Dave Grimaldi, Pandora’s director of public affairs, said in a statement this morning that ““Pandora is radio, and the acquisition of KXMZ would qualify Pandora for the same RMLC license under the same terms as our competitors. This move makes sense to us beyond the licensing parity alone,” going on to say the company was excited to work with the local community in Rapid City. BMI are currently awaiting a decision on recent arguments delivered in Manhattan court that will set rates for that PRO.
ASCAP opposed the radio station license approval, but the FCC disagreed that its arguments pertained to any potential conflict regarding foreign ownership rules. “With respect to ASCAP’s allegations regarding Pandora’s motivation in acquiring the Station,” the FCC writes, “the Act does not require us to examine the business rationale” of a sale, only whether it runs afoul of foreign ownership law.”
ASCAP issued a statement to Billboard on the news, writing that “Pandora has to comply with a number of requirements pertaining to its foreign ownership. It has 90 days to do so; and assuming it does comply with the FCC’s requirements, the FCC will then consider Pandora’s application for permission to purchase KXMZ. In the meantime, ASCAP will be considering what, if any, additional comments to make, or other steps to take, in light of the FCC’s Declaratory Ruling. Pandora’s purchase of KXMZ is a transparent ploy squarely aimed at paying songwriters even less for online music streams and serves as yet another example of the urgent need for reform of the nation’s music licensing system.”
The FCC cites two separate studies of the company’s stock in its ruling, which determined a majority (between 82 to 83.5 percent) of the broadcaster’s stock to be held by U.S. interests, as well as no single foreign shareholder as possessing more than a 5 percent share in the company. The ruling requires Pandora to more closely monitor foreign investment and to re-submit its finding biannually.
The David Israelite, CEO of the National Music Publishers Association, called Pandora’s purchase “cynical and shameless,” calling the station a “pawn in Pandora’s game,” concluding that “now, there can be no doubt that Pandora has declared war on songwriters.”

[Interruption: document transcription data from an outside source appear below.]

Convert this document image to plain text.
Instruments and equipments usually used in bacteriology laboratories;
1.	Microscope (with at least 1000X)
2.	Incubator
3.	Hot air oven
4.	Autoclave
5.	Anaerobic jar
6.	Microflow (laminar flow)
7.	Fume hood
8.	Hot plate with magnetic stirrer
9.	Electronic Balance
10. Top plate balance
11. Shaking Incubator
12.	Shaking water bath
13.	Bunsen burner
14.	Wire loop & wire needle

Commissioner Michael O’Rielly was also dismissive of the FCC’s policies as related to broadcast purchases, writing that “the Commission can, and should, go beyond the current case-by-case approach to these requests by setting rules and policies affirmatively permitting more foreign ownership.”
Commission Ajit Pai, in his statement, writes that “the Commission has tied itself (and Pandora) in knots trying to determine whether foreign interests own more than 25 percent of Pandora stock, and if so, whether Pandora should be able to own a single FM radio station in a small South Dakota town. This is absurd.”
Updated, 9:49AM ET with a statement from Pandora.